Whilst most property owners will be conscious of market fluctuations affecting their property value they may be less aware of physical issues caused by substrate erosion, which in the long term will cause structural damage that is typically costly to repair and that might well deter future buyers.
Ground erosion is commonly caused by heavy rainfall, which though rare (in terms of rainy days), normally affects most of Spain during seasonal changes, but also via isolated thunderstorms. Properties that do to benefit from bedrock support are most at risk.
Damages may include:-
* Subsidence related cracking to the corners or other external wall areas of the main house.
* Swimming pool movement and cracking (typically across the mid axis or outer corner areas).
* Movement to other built elements such as built BBQ´s, boundary and retaining walls as well as paved areas.
* Slope erosion and land slide
Ignorance of such issues will not make them go away and progressive movement could result in pool water loss, structural cracking (that even to the inexperienced eye is most concerning), rainwater ingress and even collapse of the affected areas. Where retaining walls or steep slopes are concerned, as failure can be sudden often due to heavy rainfall, early signs of movement should always be taken seriously.
The cost of proper underpinning measures, replacement pools and proper retaining walls is high and not always covered by insurers. It is therefore much better to acknowledge issues or potential issues early and take precautions so as to minimise the risk or rate of erosion.
Fortunately preventative drainage measures are relatively cheap to install, especially if the site has not yet been landscaped or much of the surface is of gravel or grass surfacing. The process involves the excavation of a gravel backfilled trench and installation of a suitably sized and filtered perforated land drain, which should carry water at a minimum 1 in 100 fall around and away from the built elements and essentially discharge well below them (preferably out through any lower boundary walls and part way down any adjoining slopes). The principal often known as a "French drain", has nothing to do with France and was actually invented by a Mr Henry French in the US (brought to the public eye via his book on farm drainage in 1859), though his original gravel filled trench has been improved over the years, to include perforated piping and anti clog modern materials such as Geotextile wraps.
Most builders will not include such drainage as standard and many Spanish properties suffer as a consequence, so it is up to owners to stand outside during heavy rain and assess where drains might best be placed. A site inspection by a building surveyor will assess the built elements for signs of erosion related issues and determine suitable location, size and specification of drainage improvement measures (the experience of the surveyor will normally mean that this can all be done on a normal sunny day).

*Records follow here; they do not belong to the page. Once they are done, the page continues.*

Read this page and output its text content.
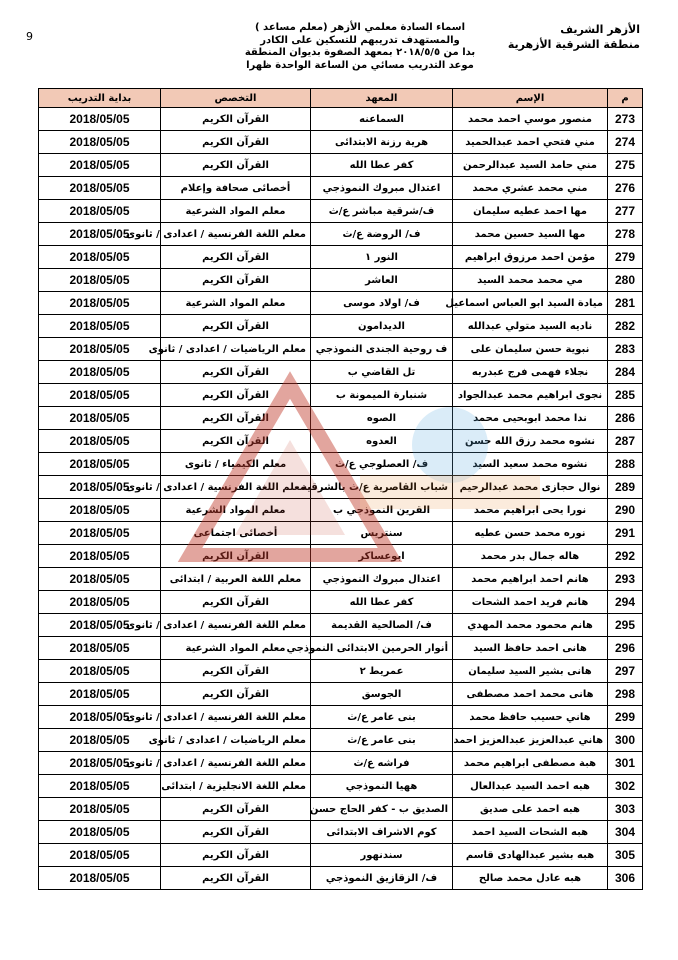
9
الأزهر الشريف
منطقة الشرقية الأزهرية
اسماء السادة معلمي الأزهر (معلم مساعد )
والمستهدف تدريبهم للتسكين على الكادر
بدا من ٢٠١٨/٥/٥ بمعهد الصفوة بديوان المنطقة
موعد التدريب مسائي من الساعة الواحدة ظهرا
م	الإسم	المعهد	التخصص	بداية التدريب
273	منصور موسي احمد محمد	السماعنه	القرآن الكريم	2018/05/05
274	مني فتحي احمد عبدالحميد	هرية رزنة الابتدائى	القرآن الكريم	2018/05/05
275	مني حامد السيد عبدالرحمن	كفر عطا الله	القرآن الكريم	2018/05/05
276	مني محمد عشري محمد	اعتدال مبروك النموذجي	أخصائى صحافة وإعلام	2018/05/05
277	مها احمد عطيه سليمان	ف/شرقية مباشر ع/ث	معلم المواد الشرعية	2018/05/05
278	مها السيد حسين محمد	ف/ الروضة ع/ث	معلم اللغة الفرنسية / اعدادى / ثانوى	2018/05/05
279	مؤمن احمد مرزوق ابراهيم	النور ١	القرآن الكريم	2018/05/05
280	مي محمد محمد السيد	العاشر	القرآن الكريم	2018/05/05
281	ميادة السيد ابو العباس اسماعيل	ف/ اولاد موسى	معلم المواد الشرعية	2018/05/05
282	ناديه السيد متولي عبدالله	الديدامون	القرآن الكريم	2018/05/05
283	نبوية حسن سليمان على	ف روحية الجندى النموذجي	معلم الرياضيات / اعدادى / ثانوى	2018/05/05
284	نجلاء فهمى فرج عبدربه	تل القاضي ب	القرآن الكريم	2018/05/05
285	نجوى ابراهيم محمد عبدالجواد	شنبارة الميمونة ب	القرآن الكريم	2018/05/05
286	ندا محمد ابوبحيى محمد	الصوه	القرآن الكريم	2018/05/05
287	نشوه محمد رزق الله حسن	العدوه	القرآن الكريم	2018/05/05
288	نشوه محمد سعيد السيد	ف/ العصلوجي ع/ث	معلم الكيمياء / ثانوى	2018/05/05
289	نوال حجازى محمد عبدالرحيم	شباب القاصرية ع/ث بالشرقية	معلم اللغة الفرنسية / اعدادى / ثانوى	2018/05/05
290	نورا يحى ابراهيم محمد	القرين النموذجي ب	معلم المواد الشرعية	2018/05/05
291	نوره محمد حسن عطيه	سنتريس	أخصائى اجتماعى	2018/05/05
292	هاله جمال بدر محمد	ابوعساكر	القرآن الكريم	2018/05/05
293	هانم احمد ابراهيم محمد	اعتدال مبروك النموذجي	معلم اللغة العربية / ابتدائى	2018/05/05
294	هانم فريد احمد الشحات	كفر عطا الله	القرآن الكريم	2018/05/05
295	هانم محمود محمد المهدي	ف/ الصالحية القديمة	معلم اللغة الفرنسية / اعدادى / ثانوى	2018/05/05
296	هانى احمد حافظ السيد	أنوار الحرمين الابتدائى النموذجي	معلم المواد الشرعية	2018/05/05
297	هانى بشير السيد سليمان	عمريط ٢	القرآن الكريم	2018/05/05
298	هانى محمد احمد مصطفى	الجوسق	القرآن الكريم	2018/05/05
299	هاني حسيب حافظ محمد	بنى عامر ع/ث	معلم اللغة الفرنسية / اعدادى / ثانوى	2018/05/05
300	هاني عبدالعزيز عبدالعزيز احمد	بنى عامر ع/ث	معلم الرياضيات / اعدادى / ثانوى	2018/05/05
301	هبة مصطفى ابراهيم محمد	فراشه ع/ث	معلم اللغة الفرنسية / اعدادى / ثانوى	2018/05/05
302	هبه احمد السيد عبدالعال	ههيا النموذجي	معلم اللغة الانجليزية / ابتدائى	2018/05/05
303	هبه احمد على صديق	الصديق ب - كفر الحاج حسن	القرآن الكريم	2018/05/05
304	هبه الشحات السيد احمد	كوم الاشراف الابتدائى	القرآن الكريم	2018/05/05
305	هبه بشير عبدالهادى قاسم	سندنهور	القرآن الكريم	2018/05/05
306	هبه عادل محمد صالح	ف/ الزقازيق النموذجي	القرآن الكريم	2018/05/05
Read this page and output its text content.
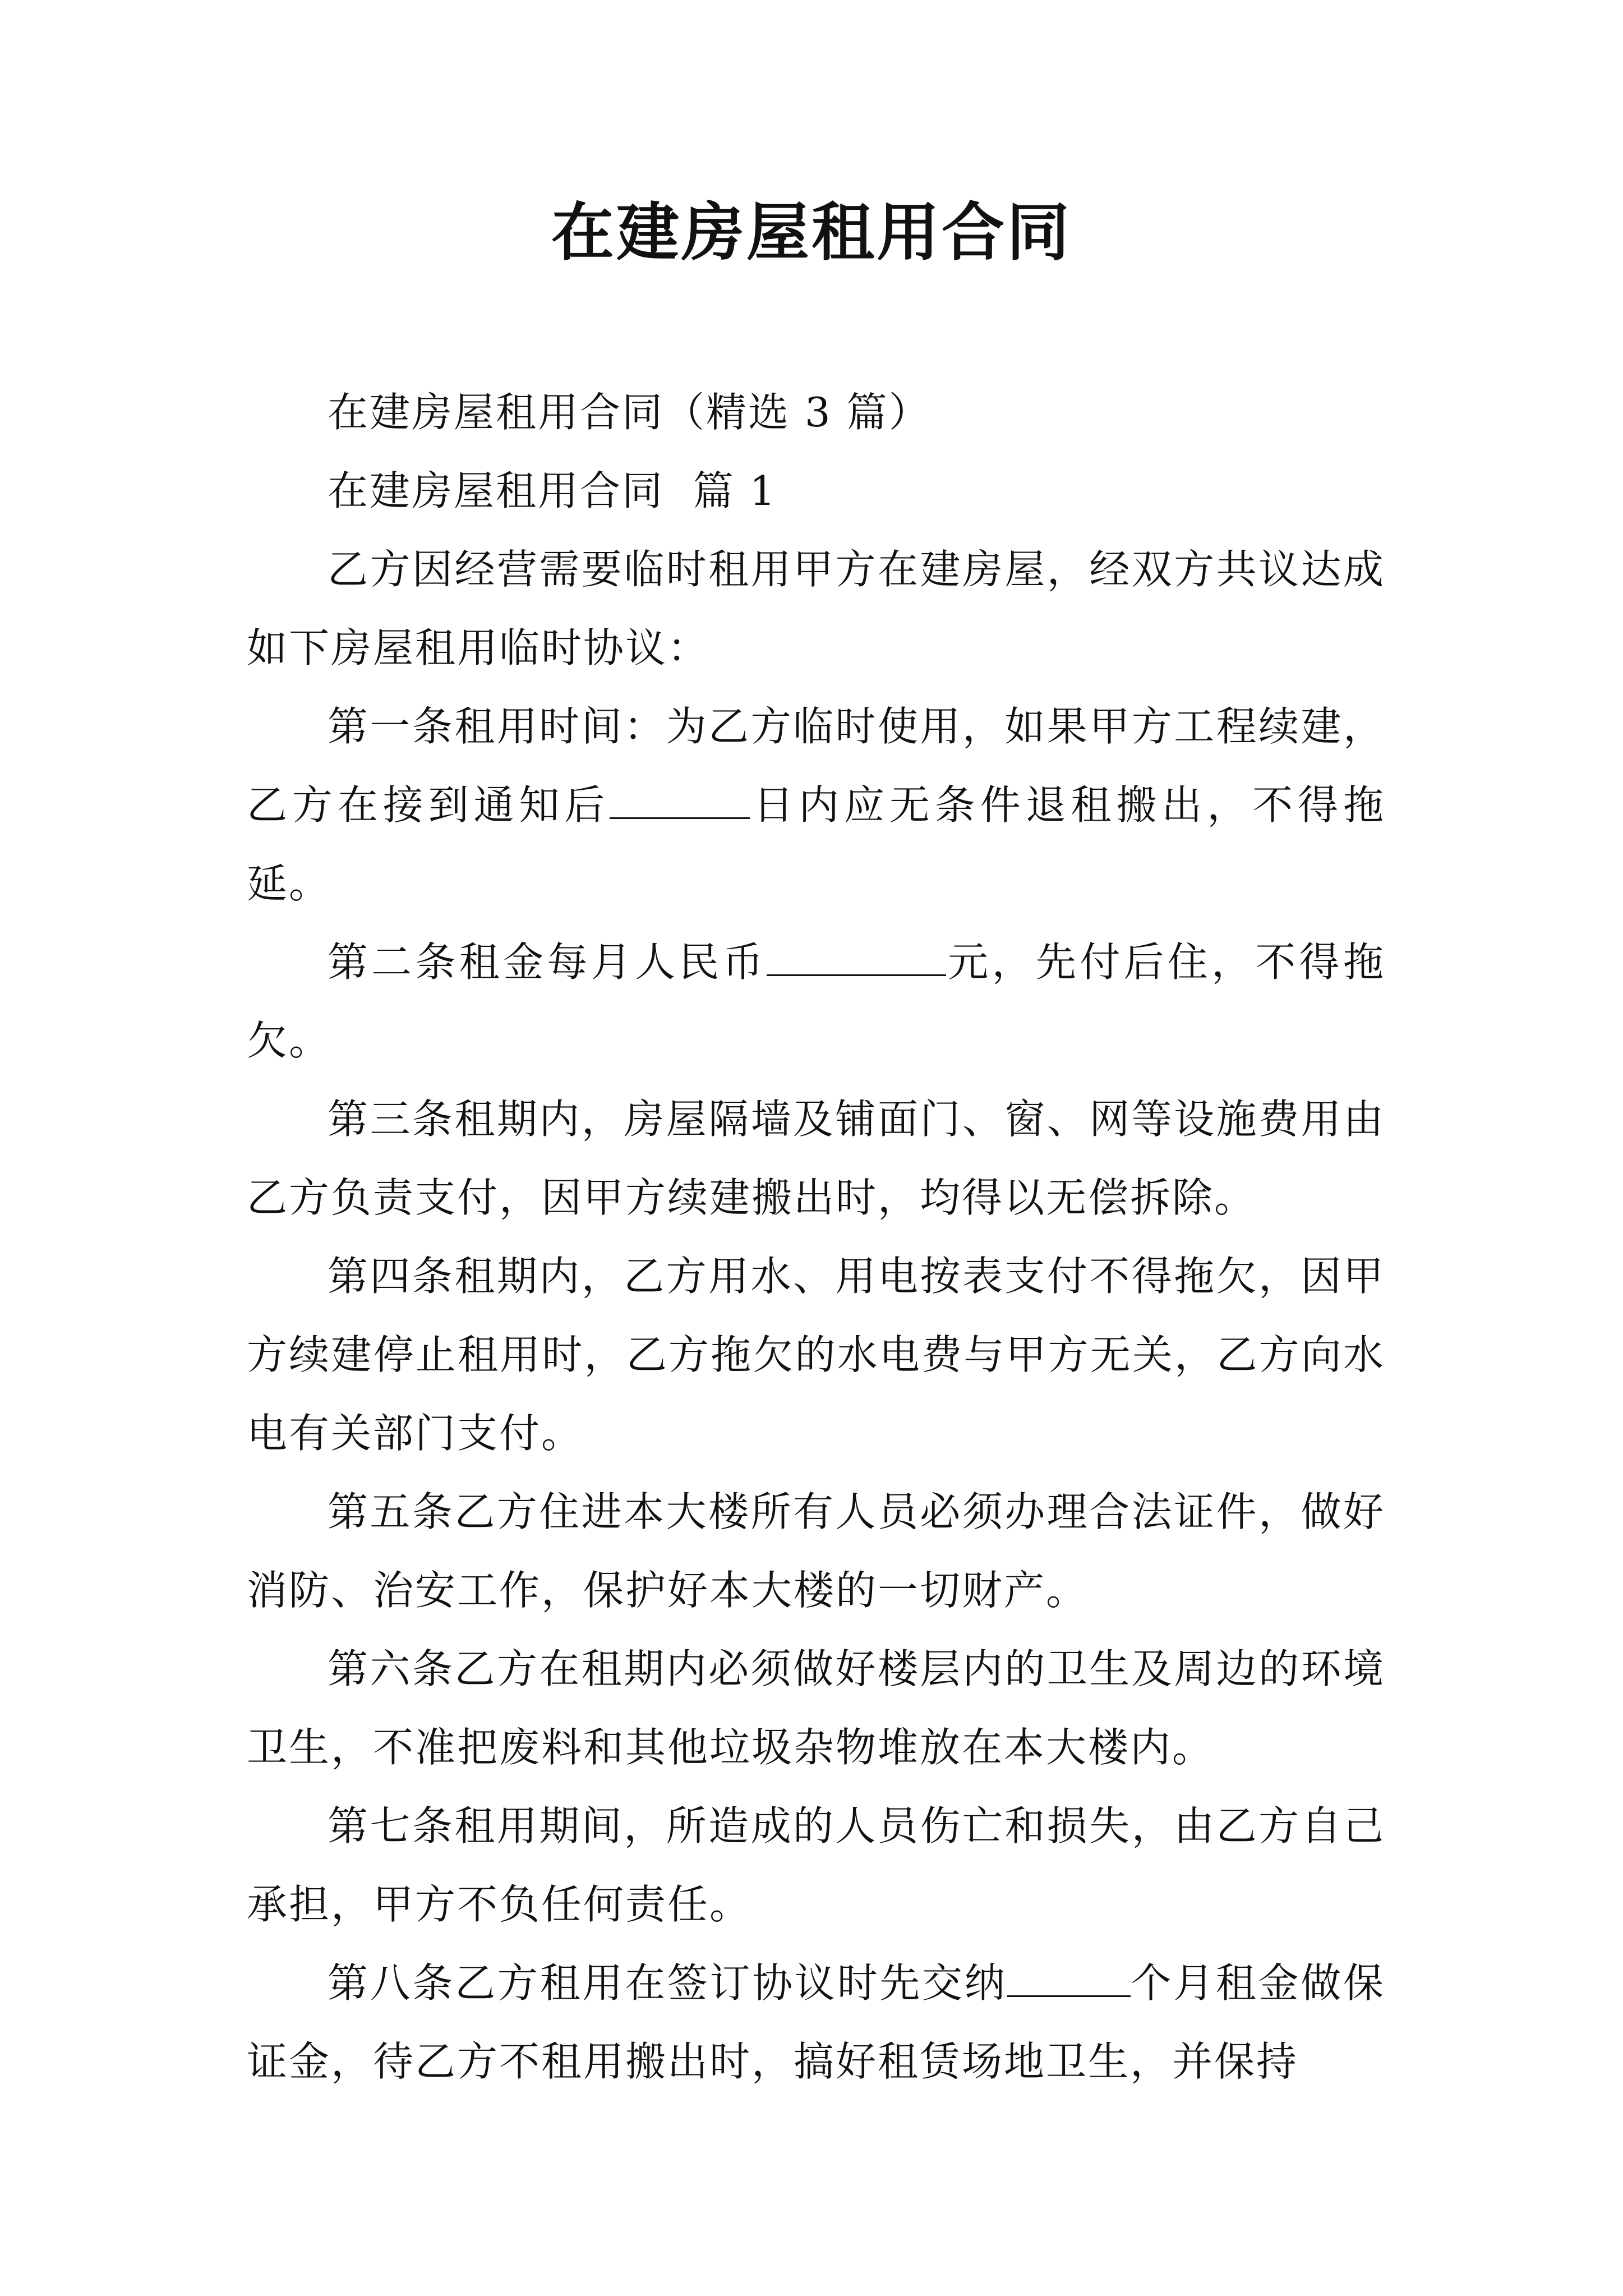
在建房屋租用合同

在建房屋租用合同（精选 3 篇）

在建房屋租用合同  篇 1

乙方因经营需要临时租用甲方在建房屋，经双方共议达成如下房屋租用临时协议：

第一条租用时间：为乙方临时使用，如果甲方工程续建，乙方在接到通知后	日内应无条件退租搬出，不得拖延。

第二条租金每月人民币	元，先付后住，不得拖欠。

第三条租期内，房屋隔墙及铺面门、窗、网等设施费用由乙方负责支付，因甲方续建搬出时，均得以无偿拆除。

第四条租期内，乙方用水、用电按表支付不得拖欠，因甲方续建停止租用时，乙方拖欠的水电费与甲方无关，乙方向水电有关部门支付。

第五条乙方住进本大楼所有人员必须办理合法证件，做好消防、治安工作，保护好本大楼的一切财产。

第六条乙方在租期内必须做好楼层内的卫生及周边的环境卫生，不准把废料和其他垃圾杂物堆放在本大楼内。

第七条租用期间，所造成的人员伤亡和损失，由乙方自己承担，甲方不负任何责任。

第八条乙方租用在签订协议时先交纳	个月租金做保证金，待乙方不租用搬出时，搞好租赁场地卫生，并保持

Acting early is the key to avoiding structural works, which typically run into tens of thousands and would inevitably still involve the need for improved drainage measures, so early investment in drainage will save money in the long run and literally help maintain the support to the property and its value.
NB:- Information for advice purposes only. Proper legal and safety procedures should be followed for all property purchases and building works.